I've just made a semi-important change to the system, and I wanted to document
the rationale here (so that you can object or hold your peace). Basically, I
changed the length of the RSA key for KBlocks from 2048 bits to 1024 bits.
This does NOT affect the size of the RSA keys for hostkeys or pseudonyms.
Why?
Well, obviously performance. Inserting svn/doodle on a PIII-800 with 2048
bits took 53m (with standard LE options). After changing to 1024 bits (and
everything else being the same), the insertion took only 6m. I consider 53
minutes unacceptably long.
What is the disadvantage? Surprisingly, the disadvantage is extremely small.

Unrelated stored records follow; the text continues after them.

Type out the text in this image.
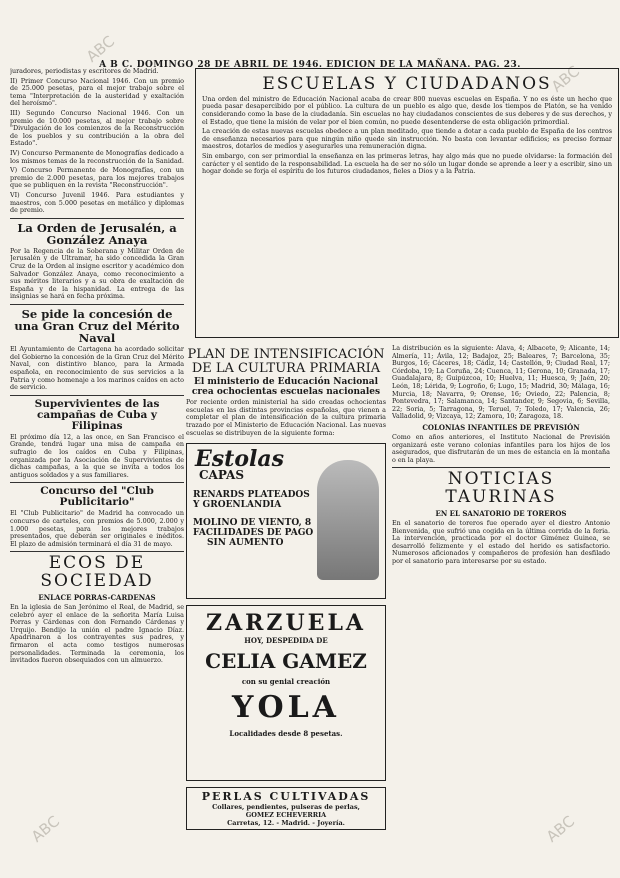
A B C. DOMINGO 28 DE ABRIL DE 1946. EDICION DE LA MAÑANA. PAG. 23.
ABC
ABC
ABC	ABC

juradores, periodistas y escritores de Madrid.

II) Primer Concurso Nacional 1946. Con un premio de 25.000 pesetas, para el mejor trabajo sobre el tema "Interpretación de la austeridad y exaltación del heroísmo".

III) Segundo Concurso Nacional 1946. Con un premio de 10.000 pesetas, al mejor trabajo sobre "Divulgación de los comienzos de la Reconstrucción de los pueblos y su contribución a la obra del Estado".

IV) Concurso Permanente de Monografías dedicado a los mismos temas de la reconstrucción de la Sanidad.

V) Concurso Permanente de Monografías, con un premio de 2.000 pesetas, para los mejores trabajos que se publiquen en la revista "Reconstrucción".

VI) Concurso Juvenil 1946. Para estudiantes y maestros, con 5.000 pesetas en metálico y diplomas de premio.

La Orden de Jerusalén, a González Anaya

Por la Regencia de la Soberana y Militar Orden de Jerusalén y de Ultramar, ha sido concedida la Gran Cruz de la Orden al insigne escritor y académico don Salvador González Anaya, como reconocimiento a sus méritos literarios y a su obra de exaltación de España y de la hispanidad. La entrega de las insignias se hará en fecha próxima.

Se pide la concesión de una Gran Cruz del Mérito Naval

El Ayuntamiento de Cartagena ha acordado solicitar del Gobierno la concesión de la Gran Cruz del Mérito Naval, con distintivo blanco, para la Armada española, en reconocimiento de sus servicios a la Patria y como homenaje a los marinos caídos en acto de servicio.

Supervivientes de las campañas de Cuba y Filipinas

El próximo día 12, a las once, en San Francisco el Grande, tendrá lugar una misa de campaña en sufragio de los caídos en Cuba y Filipinas, organizada por la Asociación de Supervivientes de dichas campañas, a la que se invita a todos los antiguos soldados y a sus familiares.

Concurso del "Club Publicitario"

El "Club Publicitario" de Madrid ha convocado un concurso de carteles, con premios de 5.000, 2.000 y 1.000 pesetas, para los mejores trabajos presentados, que deberán ser originales e inéditos. El plazo de admisión terminará el día 31 de mayo.

ECOS DE SOCIEDAD
ENLACE PORRAS-CARDENAS

En la iglesia de San Jerónimo el Real, de Madrid, se celebró ayer el enlace de la señorita María Luisa Porras y Cárdenas con don Fernando Cárdenas y Urquijo. Bendijo la unión el padre Ignacio Díaz. Apadrinaron a los contrayentes sus padres, y firmaron el acta como testigos numerosas personalidades. Terminada la ceremonia, los invitados fueron obsequiados con un almuerzo.

ESCUELAS Y CIUDADANOS

Una orden del ministro de Educación Nacional acaba de crear 800 nuevas escuelas en España. Y no es éste un hecho que pueda pasar desapercibido por el público. La cultura de un pueblo es algo que, desde los tiempos de Platón, se ha venido considerando como la base de la ciudadanía. Sin escuelas no hay ciudadanos conscientes de sus deberes y de sus derechos, y el Estado, que tiene la misión de velar por el bien común, no puede desentenderse de esta obligación primordial.

La creación de estas nuevas escuelas obedece a un plan meditado, que tiende a dotar a cada pueblo de España de los centros de enseñanza necesarios para que ningún niño quede sin instrucción. No basta con levantar edificios; es preciso formar maestros, dotarlos de medios y asegurarles una remuneración digna.

Sin embargo, con ser primordial la enseñanza en las primeras letras, hay algo más que no puede olvidarse: la formación del carácter y el sentido de la responsabilidad. La escuela ha de ser no sólo un lugar donde se aprende a leer y a escribir, sino un hogar donde se forja el espíritu de los futuros ciudadanos, fieles a Dios y a la Patria.

PLAN DE INTENSIFICACIÓN DE LA CULTURA PRIMARIA
El ministerio de Educación Nacional crea ochocientas escuelas nacionales

Por reciente orden ministerial ha sido creadas ochocientas escuelas en las distintas provincias españolas, que vienen a completar el plan de intensificación de la cultura primaria trazado por el Ministerio de Educación Nacional. Las nuevas escuelas se distribuyen de la siguiente forma:

Estolas
CAPAS
RENARDS PLATEADOS
Y GROENLANDIA
MOLINO DE VIENTO, 8
FACILIDADES DE PAGO
SIN AUMENTO
ZARZUELA
HOY, DESPEDIDA DE
CELIA GAMEZ
con su genial creación
YOLA
Localidades desde 8 pesetas.
PERLAS CULTIVADAS
Collares, pendientes, pulseras de perlas,
GOMEZ ECHEVERRIA
Carretas, 12. - Madrid. - Joyería.

La distribución es la siguiente: Álava, 4; Albacete, 9; Alicante, 14; Almería, 11; Ávila, 12; Badajoz, 25; Baleares, 7; Barcelona, 35; Burgos, 16; Cáceres, 18; Cádiz, 14; Castellón, 9; Ciudad Real, 17; Córdoba, 19; La Coruña, 24; Cuenca, 11; Gerona, 10; Granada, 17; Guadalajara, 8; Guipúzcoa, 10; Huelva, 11; Huesca, 9; Jaén, 20; León, 18; Lérida, 9; Logroño, 6; Lugo, 15; Madrid, 30; Málaga, 16; Murcia, 18; Navarra, 9; Orense, 16; Oviedo, 22; Palencia, 8; Pontevedra, 17; Salamanca, 14; Santander, 9; Segovia, 6; Sevilla, 22; Soria, 5; Tarragona, 9; Teruel, 7; Toledo, 17; Valencia, 26; Valladolid, 9; Vizcaya, 12; Zamora, 10; Zaragoza, 18.

COLONIAS INFANTILES DE PREVISIÓN

Como en años anteriores, el Instituto Nacional de Previsión organizará este verano colonias infantiles para los hijos de los asegurados, que disfrutarán de un mes de estancia en la montaña o en la playa.

NOTICIAS TAURINAS
EN EL SANATORIO DE TOREROS

En el sanatorio de toreros fue operado ayer el diestro Antonio Bienvenida, que sufrió una cogida en la última corrida de la feria. La intervención, practicada por el doctor Giménez Guinea, se desarrolló felizmente y el estado del herido es satisfactorio. Numerosos aficionados y compañeros de profesión han desfilado por el sanatorio para interesarse por su estado.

Clearly 1024 are easier to factor (though still today totally impractical).
Not to mention that for KBlocks, an adversary would probably rather try to
guess the keyword than to factor a 1024 bit RSA key. If the adversary
guesses the keyword, he is able to do MORE than he could do with factoring
alone. The change to 1024 bit only makes the guessing attack as much faster
as it speeds up the insertion -- but the guessing of the right words is still
equally difficult.
Now, suppose the adversary is only able to factor the 1024 bit key (but was
still not able to guess it). What can he do now? Well, he can construct an
invalid KBlock which will pass verification by intermediaries (but not the
final recipient since the decryption will still not result in valid data).

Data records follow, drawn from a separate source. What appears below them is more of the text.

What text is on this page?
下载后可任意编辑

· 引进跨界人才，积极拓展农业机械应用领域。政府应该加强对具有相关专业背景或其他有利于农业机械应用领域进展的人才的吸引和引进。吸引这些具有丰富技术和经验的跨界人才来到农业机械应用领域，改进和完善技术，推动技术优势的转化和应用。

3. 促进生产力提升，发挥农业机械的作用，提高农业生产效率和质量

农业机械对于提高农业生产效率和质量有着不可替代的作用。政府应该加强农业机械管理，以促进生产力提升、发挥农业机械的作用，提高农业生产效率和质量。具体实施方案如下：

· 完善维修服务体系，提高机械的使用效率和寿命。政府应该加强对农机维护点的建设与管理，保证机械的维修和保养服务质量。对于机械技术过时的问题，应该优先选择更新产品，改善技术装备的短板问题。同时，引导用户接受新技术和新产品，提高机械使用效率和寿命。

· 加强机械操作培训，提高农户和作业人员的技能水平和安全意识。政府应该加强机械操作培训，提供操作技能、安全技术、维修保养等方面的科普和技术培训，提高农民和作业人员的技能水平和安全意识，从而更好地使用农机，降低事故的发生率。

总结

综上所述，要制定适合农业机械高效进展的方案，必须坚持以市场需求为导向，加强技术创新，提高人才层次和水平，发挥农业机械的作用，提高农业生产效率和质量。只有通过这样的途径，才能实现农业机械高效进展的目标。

So the adversary can trick the network into possibly replicating an invalid
KBlock and possibly gain a little bit of trust for sending an invalid reply.
That's it. And the expense was factoring a 1024 bit RSA key. A rather
extremely uneconomical attack that the network and its users would barely
notice (high cost, minimal effect).
So in conclusion I believe picking a 1024 bit key is the better choice here.